Let's run through these steps now!


#### Step 1: State the null and alternative hypothesis

$H_0: \pi = 0.5$

$H_A: \pi < 0.5$


#### Step 2: Calculate the observed statistic of interest


In [None]:
# load the data

movies = pd.read_csv("movies.csv")

movies.head(3)

In [None]:
# reduce data to a smaller number of columns: "title" and "binary"

movies_smaller = movies[["title", "binary"]]

In [None]:
# calculate the proportion of movies that pass the Bechdel test

booleans_passed = ...

...


#### Step 3: Create the null distribution 

We need to create a null distribution, which is the distribution of statistics we would expect to get if the null hypothesis is true. 
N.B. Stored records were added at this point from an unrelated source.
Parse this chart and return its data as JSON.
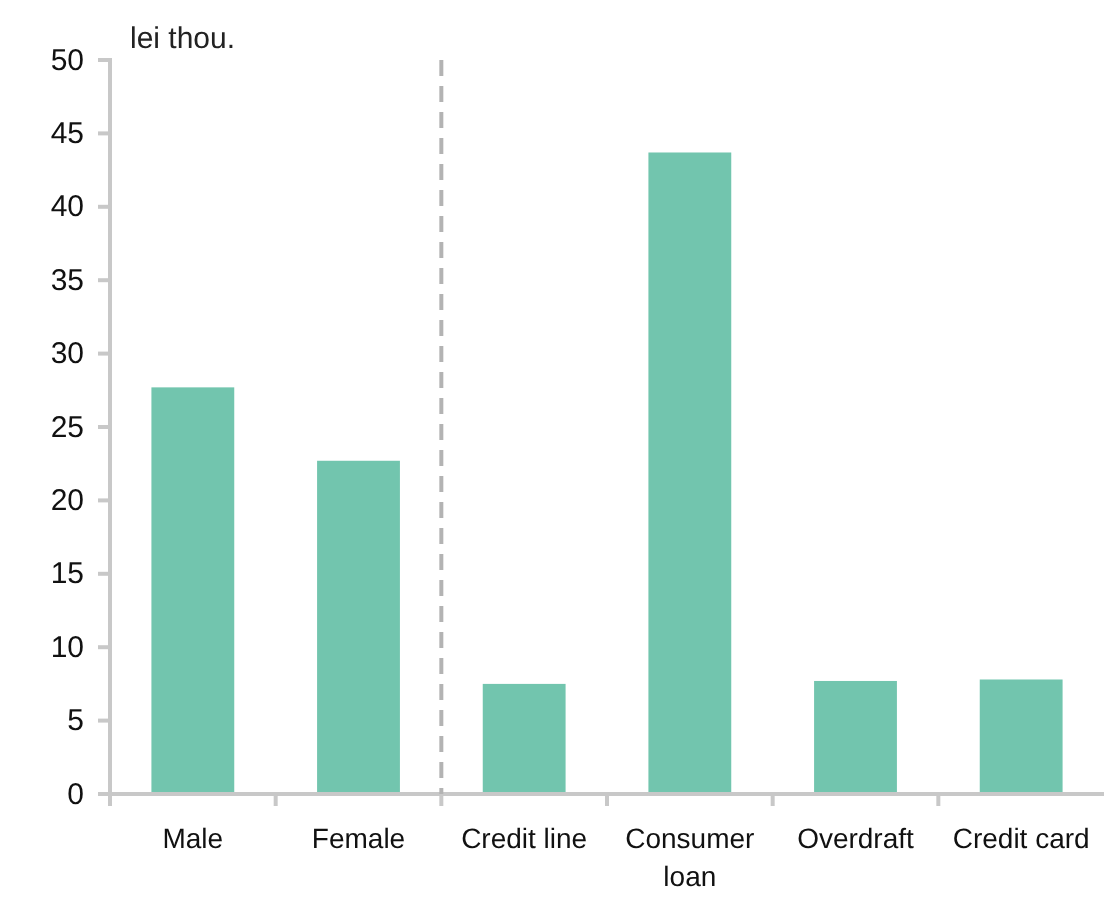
{
  "chart_data": {
    "type": "bar",
    "ylabel": "lei thou.",
    "categories": [
      "Male",
      "Female",
      "Credit line",
      "Consumer loan",
      "Overdraft",
      "Credit card"
    ],
    "values": [
      27.7,
      22.7,
      7.5,
      43.7,
      7.7,
      7.8
    ],
    "color": "#72c5ae",
    "ylim": [
      0,
      50
    ],
    "yticks": [
      0,
      5,
      10,
      15,
      20,
      25,
      30,
      35,
      40,
      45,
      50
    ],
    "grid": false
  }
}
**Question**: about what percent of the movies would we expect to pass the Bechdel test if the null distribution was true? 

**Answer**: 50%

Let's create simulated data that is consistent with this!


In [None]:
# Let's generate one proportion consistent with the null hypothesis

# get the total number of movies in our dataset n
n = movies.shape[0]
print(n)

# proportion consistent with the null hypothesis
null_prop = .5


# one statistic consistent with null hypothesis
...


In [None]:
# Let's generate a null distribution 

null_dist = []

....


In [None]:
# visualize the null distribution 

plt.hist(null_dist, edgecolor = "black", bins = 20) #, range = (.4, .6));
plt.plot(prop_passed, 30, '.', markersize = 30, color = "red");

#### Step 4: Calculate the p-value 

Calculate the proportion of points in the null distribution that are more extreme than the observed statistic. 


In [None]:
# Calculate the p-value

# create a Boolean vector indicating whether each p-hat in the null distribution 
# was greater than the observed proportion that passed the Bechdel test
stats_more_extreme = ...

print(stats_more_extreme[0:5])

# calculate the p-value 
p_value = ...


#### Step 5: Make a decision

Since the p-value is very small (essentially zero) it is very unlikely that our statistic come from the null distribution. Thus we will reject the null hypothesis and conclude that less than 50% of movies pass the Bechdel test.